Biotech billionaire Soon-Shiong steers immuno-oncology player Conkwest to $172.5M IPO

Patrick Soon-Shiong

Patrick Soon-Shiong thinks he can beat CAR-Ts in the clinic. And after quietly taking control of a small biotech named Conkwest, the biotech billionaire is now floating a $172.5 million IPO in a sizzling hot market to raise new funds for the midstage program that lies ahead.

Late last year Soon-Shiong, best known for developing and selling Abraxane for a fortune, stepped in to invest in Conkwest. A few months ago, after gaining a majority stake in the company, he quietly took the CEO/chairman's job, adding Cardiff-by-the-Sea, CA-based Conkwest to the growing network of biotechs he either owns or collaborates with.

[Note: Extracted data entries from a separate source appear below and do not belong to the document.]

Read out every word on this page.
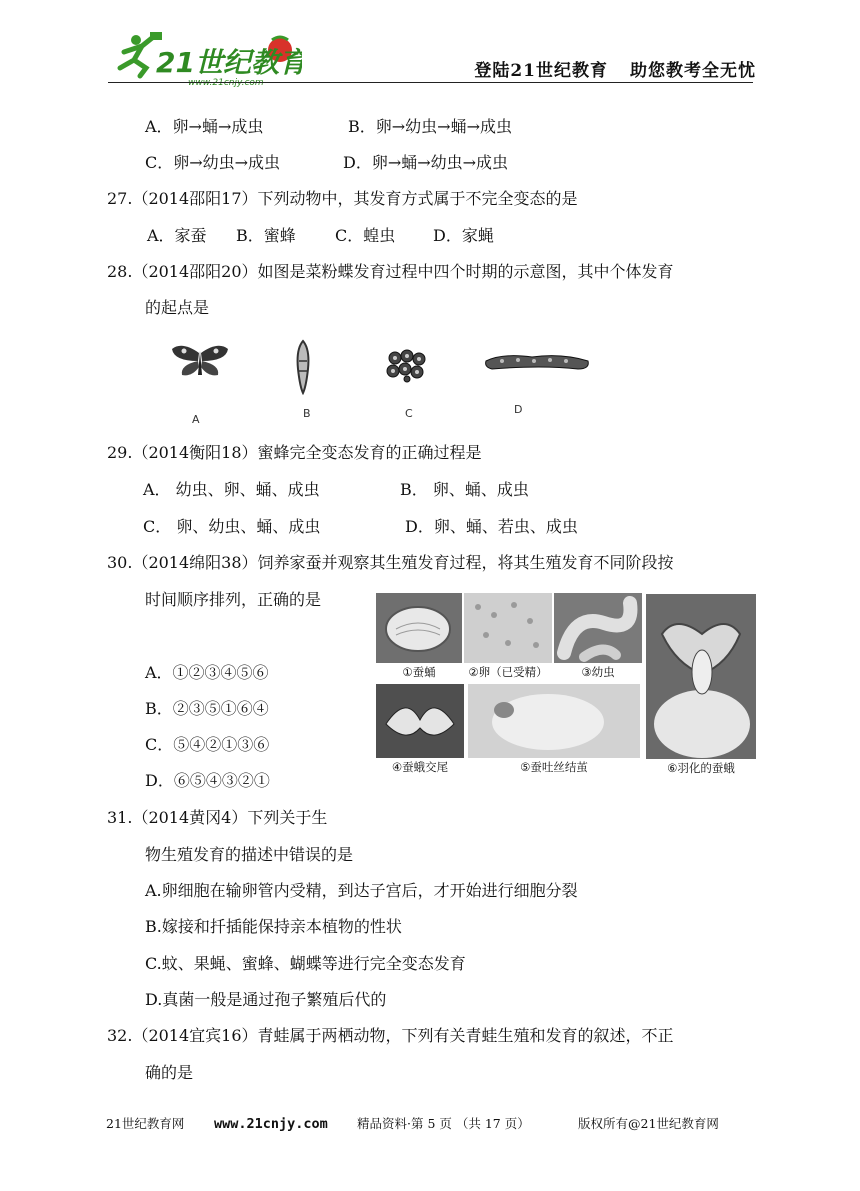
21世纪教育
www.21cnjy.com
登陆21世纪教育 助您教考全无忧
A．卵→蛹→成虫	B．卵→幼虫→蛹→成虫
C．卵→幼虫→成虫	D．卵→蛹→幼虫→成虫
27.（2014邵阳17）下列动物中，其发育方式属于不完全变态的是
A．家蚕 B．蜜蜂 C．蝗虫 D．家蝇
28.（2014邵阳20）如图是菜粉蝶发育过程中四个时期的示意图，其中个体发育
的起点是
A	B	C	D
29.（2014衡阳18）蜜蜂完全变态发育的正确过程是
A． 幼虫、卵、蛹、成虫	B． 卵、蛹、成虫
C． 卵、幼虫、蛹、成虫	D．卵、蛹、若虫、成虫
30.（2014绵阳38）饲养家蚕并观察其生殖发育过程，将其生殖发育不同阶段按
时间顺序排列，正确的是
A．①②③④⑤⑥
B．②③⑤①⑥④
C．⑤④②①③⑥
D．⑥⑤④③②①
①蚕蛹	②卵（已受精）	③幼虫
⑥羽化的蚕蛾
④蚕蛾交尾	⑤蚕吐丝结茧
31.（2014黄冈4）下列关于生
物生殖发育的描述中错误的是
A.卵细胞在输卵管内受精，到达子宫后，才开始进行细胞分裂
B.嫁接和扦插能保持亲本植物的性状
C.蚊、果蝇、蜜蜂、蝴蝶等进行完全变态发育
D.真菌一般是通过孢子繁殖后代的
32.（2014宜宾16）青蛙属于两栖动物，下列有关青蛙生殖和发育的叙述，不正
确的是
21世纪教育网 www.21cnjy.com 精品资料·第 5 页 （共 17 页）	版权所有@21世纪教育网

According to papers filed with the SEC late Friday, Soon-Shiong's Conkwest is working on next-gen, off-the-shelf adaptive cell therapy technologies to fight cancer. Looking to step ahead of CAR-T pioneers like Juno ($JUNO) and Novartis ($NVS), which are reengineering T cells by adding chimeric antigen receptors (CARs) that make them into personalized cancer-cell-killing vehicles, Soon-Shiong's Conkwest is adapting an engineered lineup of natural killer cells, or NK cells, that he believes will be much more efficient cell assassins.

Activated NK cells at Conkwest have been reengineered with CD16 receptors that bind to antibodies, offering a route to amp up the impact of such antibody drugs as Herceptin and Rituxan. CARs are being used to target antigens found on cancer cells. In addition to going after some well-defined antigen targets, Conkwest touts its technology's ability to target checkpoint inhibitors, "newly discovered" neoepitopes as well as some surface receptors found on cancer stem cells.

Aside from working with what the company calls a naturally superior cell killer, Conkwest believes that it can coordinate an NK as well as a T cell attack on cancer, using a PDL1 antibody. And because their activated NK cells don't have to be extracted from the patient, Soon-Shiong could vault past the pioneers and into the leadership at a crossroads of hot new cancer drug technologies.

Sorrento Therapeutics, a frequent partner of Soon-Shiong's growing cancer R&D empire at NantWorks, signed a collaboration deal with Conkwest late last year.

Hans Klingemann is the founding scientist at Conkwest and stands to earn a single-digit royalty from any sales at Conkwest, which used to be called ZelleRx. To get to this stage, Conkwest has spent a mere $17.7 million, a rounding error in the world of Big Pharma R&D.

The public market for biotech stocks has grown so hot, though, that investors are paying less and less attention to any track record a company may have, and more and more attention to how new technology can radically alter the landscape of the pharma market. In this case, Soon-Shiong's heavyweight rep in the business--despite a nasty lawsuit from some ex-employees--will likely make up for any uncertainties about investing in a fledgling operation with little in the way of data to put on exhibit. And immuno-oncology has become one of those buzz phrases that can investors seem to almost automatically respond to.

Soon-Shiong's investment arm controls 62% of Conkwest's stock, followed by Sorrento at 8%. Klingemann owns 3.5% of the stock.